Film-rental fees come out of box-office receipts in the form of a percentage; distributors generally take between forty and seventy percent. Consequently, most movie theaters, including the Byrd, lean heavily on revenue from their concession stands. On the other hand, by showing second-run movies the Byrd is not obliged to charge its customers the steep price of admission that distributors insist upon for first-run releases.
The $1.99 ticket scheme can be profitable as long as the crowds are large enough to buy plenty of popcorn. Naturally, the traffic this formula brings to the area pleases the Carytown retailers that surround the Byrd.
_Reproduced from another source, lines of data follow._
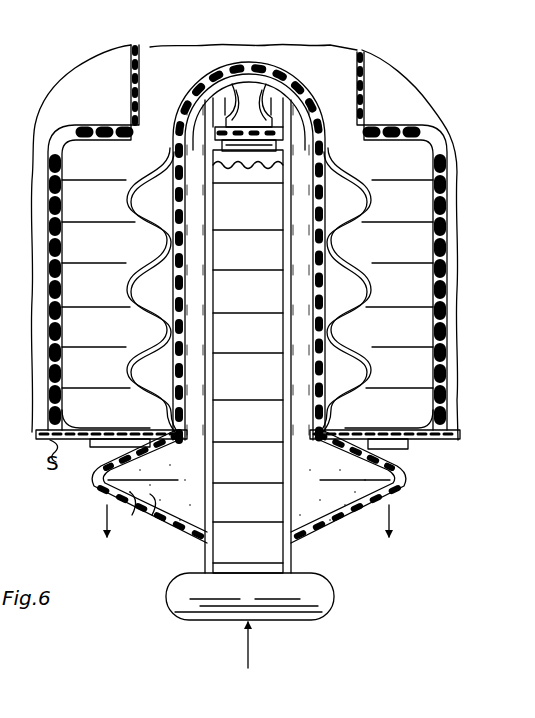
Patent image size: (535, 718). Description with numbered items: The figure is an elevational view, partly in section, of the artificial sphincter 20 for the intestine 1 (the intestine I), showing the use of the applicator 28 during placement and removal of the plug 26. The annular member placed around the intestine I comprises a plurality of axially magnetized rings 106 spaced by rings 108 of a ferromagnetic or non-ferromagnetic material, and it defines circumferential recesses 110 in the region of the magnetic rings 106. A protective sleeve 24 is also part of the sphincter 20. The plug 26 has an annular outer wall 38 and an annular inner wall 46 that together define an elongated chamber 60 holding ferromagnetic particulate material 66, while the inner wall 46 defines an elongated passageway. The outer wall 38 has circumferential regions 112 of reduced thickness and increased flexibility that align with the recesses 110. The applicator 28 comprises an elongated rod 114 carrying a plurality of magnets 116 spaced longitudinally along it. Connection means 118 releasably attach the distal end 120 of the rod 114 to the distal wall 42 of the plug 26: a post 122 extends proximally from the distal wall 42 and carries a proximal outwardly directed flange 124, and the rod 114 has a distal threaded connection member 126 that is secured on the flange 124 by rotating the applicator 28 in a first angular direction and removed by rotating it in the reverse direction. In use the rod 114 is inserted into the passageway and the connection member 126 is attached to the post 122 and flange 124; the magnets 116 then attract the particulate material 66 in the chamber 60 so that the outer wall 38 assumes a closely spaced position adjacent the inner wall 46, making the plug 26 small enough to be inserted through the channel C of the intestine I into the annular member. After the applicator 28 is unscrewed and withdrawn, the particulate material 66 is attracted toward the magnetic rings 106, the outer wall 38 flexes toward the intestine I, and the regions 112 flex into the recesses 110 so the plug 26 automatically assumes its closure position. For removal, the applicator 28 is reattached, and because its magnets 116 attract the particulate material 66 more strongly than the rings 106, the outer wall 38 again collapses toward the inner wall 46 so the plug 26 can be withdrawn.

The magnetic actuator assembly 1 is at (131, 47).
The channel C is at (153, 52).
The axially magnetized rings 106 is at (81, 192).
The spacer rings 108 is at (97, 243).
The circumferential recesses 110 is at (124, 298).
The regions of reduced thickness 112 is at (180, 291).
The connection means 118 is at (268, 118).
The distal end 120 is at (287, 142).
The post 122 is at (257, 55).
The flange 124 is at (246, 88).
The threaded connection member 126 is at (215, 92).
The protective sleeve 24 is at (300, 64).
The distal wall 42 is at (200, 82).
The outer wall 38 is at (143, 460).
The inner wall 46 is at (196, 474).
The plug chamber 60 is at (125, 493).
The particulate material 66 is at (150, 497).
The magnets 116 is at (274, 498).
The rod 114 is at (288, 550).
The plug 26 is at (357, 522).
The artificial sphincter 20 is at (170, 534).
The applicator 28 is at (164, 601).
Although, under Nelson’s management the Byrd was taking in sufficient revenue to stay afloat on a day-to-day basis, putting away reserves to restore the building, remained out of reach. Eventually, even paying the rent on the building was difficult, at best. Then, just in the nick of time came the Byrd Theatre Foundation to once again save the Byrd from falling going dark.
The current manager Todd Schall-Vess, who also worked under Nelson, has continued with that basic second-run exhibition policy. On top of that flow of pop product, special events, such as live music shows, occasionally shoulder the movies aside; every spring the VCU French Film Festival takes over the Byrd for three days.
Currently, although Pelling and Selvey have little experience in the art of selling movies to the public, in truth, they join a long list of important players in Richmond’s movie theater history who had little in the way of credentials before taking the plunge. Keeping Schall-Vess as manager provided the theater’s new owners with some valuable experience and a measure of continuity.
Now that the roof will be secure, the other renovations planned — which will include repairs to the Mighty Wurlitzer and new seats! — can proceed. Of course, that will mean a lot more fundraising.
In 1928, as it was in Richmond, posh movie palaces opened in cities coast-to-coast. Few in those other cities have survived. As it has before, Richmond’s antique Byrd Theatre has somehow managed to imbue its newest stewards with enough of that same Roaring ‘20s optimism to keep the light on the screen.